The result of all this is that after 4.6 years in school, I had the 2.6 years of education that Philip alluded to, and 2 years of work experience, and was able to pick my favourite job offer, and start work making C$ 50K a year, which was considered good for a fresh university graduate 10 years ago.
I can certainly see that in a school without a co-op program, 4.171 is the next best thing.
ref:
http://www.ucalendar.uwaterloo.ca/MATH/comp_sci.html
The author of this blog makes, I suspect unintentionally, a fundamentally important point about the education of software developers, and then fails to follow up on it.
Consider this quote: “People who studied poetry, physics, or civil engineering are often better software engineers than an MIT CS graduate (contrast with medicine; not too many good doctors out there who skipped med school).” This comparison is invalid; there are, in fact, many very good physicians who studied poetry, physics, or civil engineering as undergraduates. Medical schools provide a professional graduate degree program in a practical field. Where is the analogous professional degree program for software developers?
Keep thinking.
That’s right, there isn’t one (for those who suggested the “software engineering” graduate degree at CMU, put your hands down). So, let’s take the above comparison to its correct logical conclusion.
Developing software and providing medical care have similarities. Both are complex processes that require a great deal of technical knowledge, as well as the ability to apply that knowledge in various and frequently changing circumstances. In the practice of both, human factors such as communication and cooperation often outweigh the importance of all else. To this end, medicine (like most applied professions) has distinguished itself from its scientific roots. Undergraduates study the scientific fundamentals — biology, chemistry, physics, etc. — and with this background then choose their career path.
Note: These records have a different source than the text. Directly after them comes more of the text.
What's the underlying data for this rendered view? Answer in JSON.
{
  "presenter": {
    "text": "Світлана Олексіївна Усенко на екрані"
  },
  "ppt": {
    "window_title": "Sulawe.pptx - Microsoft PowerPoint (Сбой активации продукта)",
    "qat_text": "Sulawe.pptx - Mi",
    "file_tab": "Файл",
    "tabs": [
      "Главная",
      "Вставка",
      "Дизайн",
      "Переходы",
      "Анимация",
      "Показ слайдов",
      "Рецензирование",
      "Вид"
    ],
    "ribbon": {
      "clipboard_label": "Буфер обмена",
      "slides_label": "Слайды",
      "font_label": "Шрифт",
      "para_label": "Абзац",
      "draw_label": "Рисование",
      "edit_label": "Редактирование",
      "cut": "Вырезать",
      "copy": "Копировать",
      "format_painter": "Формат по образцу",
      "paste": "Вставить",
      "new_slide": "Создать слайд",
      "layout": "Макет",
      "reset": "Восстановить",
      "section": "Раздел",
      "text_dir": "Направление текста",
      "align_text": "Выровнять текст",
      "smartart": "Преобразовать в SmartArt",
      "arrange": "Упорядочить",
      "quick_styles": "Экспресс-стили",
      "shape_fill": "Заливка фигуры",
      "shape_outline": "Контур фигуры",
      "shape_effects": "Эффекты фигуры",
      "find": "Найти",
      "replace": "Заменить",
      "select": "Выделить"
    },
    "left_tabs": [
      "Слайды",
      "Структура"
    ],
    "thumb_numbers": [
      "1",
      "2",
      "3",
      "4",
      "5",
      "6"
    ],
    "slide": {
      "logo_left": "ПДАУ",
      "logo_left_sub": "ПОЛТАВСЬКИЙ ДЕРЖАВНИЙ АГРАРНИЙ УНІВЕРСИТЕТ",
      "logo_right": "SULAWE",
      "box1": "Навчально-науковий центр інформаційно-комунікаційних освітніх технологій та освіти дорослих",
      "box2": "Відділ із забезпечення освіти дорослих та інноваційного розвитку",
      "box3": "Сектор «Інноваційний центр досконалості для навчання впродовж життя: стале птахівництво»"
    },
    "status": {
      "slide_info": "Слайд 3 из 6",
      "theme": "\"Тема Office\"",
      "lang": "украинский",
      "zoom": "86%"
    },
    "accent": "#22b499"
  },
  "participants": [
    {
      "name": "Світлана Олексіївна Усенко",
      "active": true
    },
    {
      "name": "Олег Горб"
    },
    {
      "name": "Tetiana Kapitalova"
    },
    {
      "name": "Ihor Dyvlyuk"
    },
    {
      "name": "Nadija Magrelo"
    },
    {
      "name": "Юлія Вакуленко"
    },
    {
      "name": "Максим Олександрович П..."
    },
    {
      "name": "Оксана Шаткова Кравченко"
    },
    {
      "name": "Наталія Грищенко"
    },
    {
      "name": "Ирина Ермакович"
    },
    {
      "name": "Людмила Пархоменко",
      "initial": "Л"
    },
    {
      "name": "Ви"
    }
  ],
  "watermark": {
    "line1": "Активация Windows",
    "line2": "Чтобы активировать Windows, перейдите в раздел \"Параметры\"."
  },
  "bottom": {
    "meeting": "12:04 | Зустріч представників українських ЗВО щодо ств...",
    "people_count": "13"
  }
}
Those who choose theory and science go to PhD programs; those who choose application go to MD programs, which emphasize practical skills and hands-on work.
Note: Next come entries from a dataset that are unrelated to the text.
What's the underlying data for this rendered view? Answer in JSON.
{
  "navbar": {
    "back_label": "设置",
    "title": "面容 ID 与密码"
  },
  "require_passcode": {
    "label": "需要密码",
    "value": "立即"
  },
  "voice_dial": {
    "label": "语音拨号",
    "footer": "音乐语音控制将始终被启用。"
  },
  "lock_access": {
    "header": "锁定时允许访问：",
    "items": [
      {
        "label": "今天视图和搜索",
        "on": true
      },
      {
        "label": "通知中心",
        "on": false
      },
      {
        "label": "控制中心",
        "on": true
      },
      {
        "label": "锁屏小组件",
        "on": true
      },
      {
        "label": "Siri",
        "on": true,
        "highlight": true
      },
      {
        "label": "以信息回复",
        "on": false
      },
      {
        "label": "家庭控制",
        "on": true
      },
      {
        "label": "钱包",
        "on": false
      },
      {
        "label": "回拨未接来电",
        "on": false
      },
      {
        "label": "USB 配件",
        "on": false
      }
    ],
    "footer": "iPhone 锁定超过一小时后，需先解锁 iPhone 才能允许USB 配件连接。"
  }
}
The software industry needs to wake up and take a lesson from its older brethren. Computer science is useful stuff; people who choose to write software professionally should be familiar with it. But, realistically, an undergraduate CS program teaches only the scientific underpinnings of software development. Upon completing a CS degree, students who choose the path of science and theory can continue on to a PhD program; the vast majority who choose the applied path have nowhere to go but industry, for which they are woefully unprepared. Who do they learn the skills they actually need from? The people already working at their company; who learned those skills from their predecessors; who learned… etc.
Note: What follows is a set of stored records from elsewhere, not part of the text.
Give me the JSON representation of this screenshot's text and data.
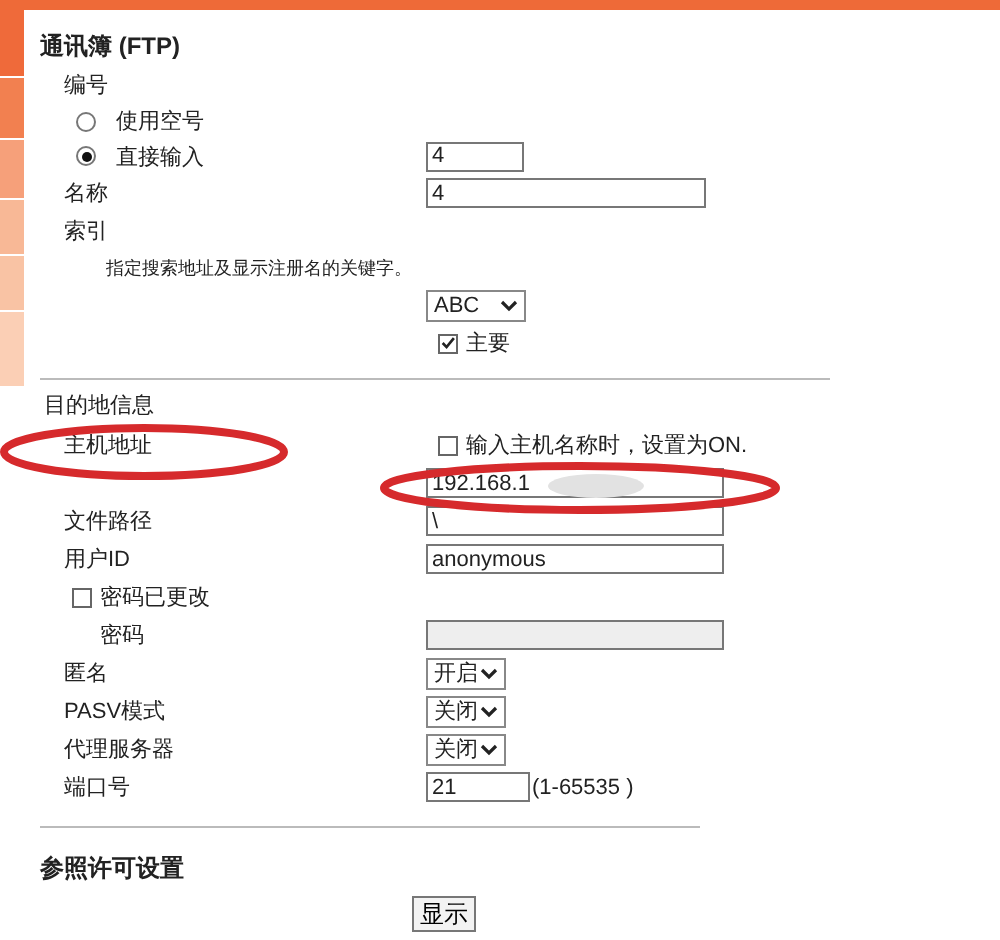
{
  "section_title": "通讯簿 (FTP)",
  "number": {
    "label": "编号",
    "options": [
      {
        "label": "使用空号",
        "selected": false
      },
      {
        "label": "直接输入",
        "selected": true
      }
    ],
    "value": "4"
  },
  "name": {
    "label": "名称",
    "value": "4"
  },
  "index": {
    "label": "索引",
    "hint": "指定搜索地址及显示注册名的关键字。",
    "select": "ABC",
    "primary": {
      "label": "主要",
      "checked": true
    }
  },
  "destination": {
    "title": "目的地信息",
    "host": {
      "label": "主机地址",
      "checkbox": {
        "label": "输入主机名称时，设置为ON.",
        "checked": false
      },
      "value": "192.168.1"
    },
    "path": {
      "label": "文件路径",
      "value": "\\"
    },
    "user_id": {
      "label": "用户ID",
      "value": "anonymous"
    },
    "password_changed": {
      "label": "密码已更改",
      "checked": false
    },
    "password": {
      "label": "密码",
      "disabled": true
    },
    "selects": [
      {
        "label": "匿名",
        "value": "开启"
      },
      {
        "label": "PASV模式",
        "value": "关闭"
      },
      {
        "label": "代理服务器",
        "value": "关闭"
      }
    ],
    "port": {
      "label": "端口号",
      "value": "21",
      "range": "(1-65535 )"
    }
  },
  "reference": {
    "title": "参照许可设置",
    "button": "显示"
  }
}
How are we surprised that the way we write software hasn’t fundamentally changed in 25 years? (If you think this isn’t true, go read the silver anniversary edition of books like _The Mythical Man Month_ by Fred Brooks, or _The Psychology of Computer Programming_ by Gerald Weinberg. A disturbing number of the comments look something like “we don’t use punch cards any more, but otherwise the content of this chapter applies equally today as it did 25 years ago.”)
@Charles
Embracing the things that disgust them seems near impossible for most departments. The “we are not a trade school” attitude seems to be overcompensation for the fact that Computer Science is not a pure natural science, but rather a set of engineering disciplines organically formed around a mundane device.
I think Dr. Greenspun is 100% right with regard to grading and appreciate his consistent outspokenness on this issue. The grading of students by teachers is neither good for the teachers or the students. If teachers did not need to grade, they would be able to interact with students in a more honest, collegial way. Students would also view teachers (and the education system as a whole) as more supportive.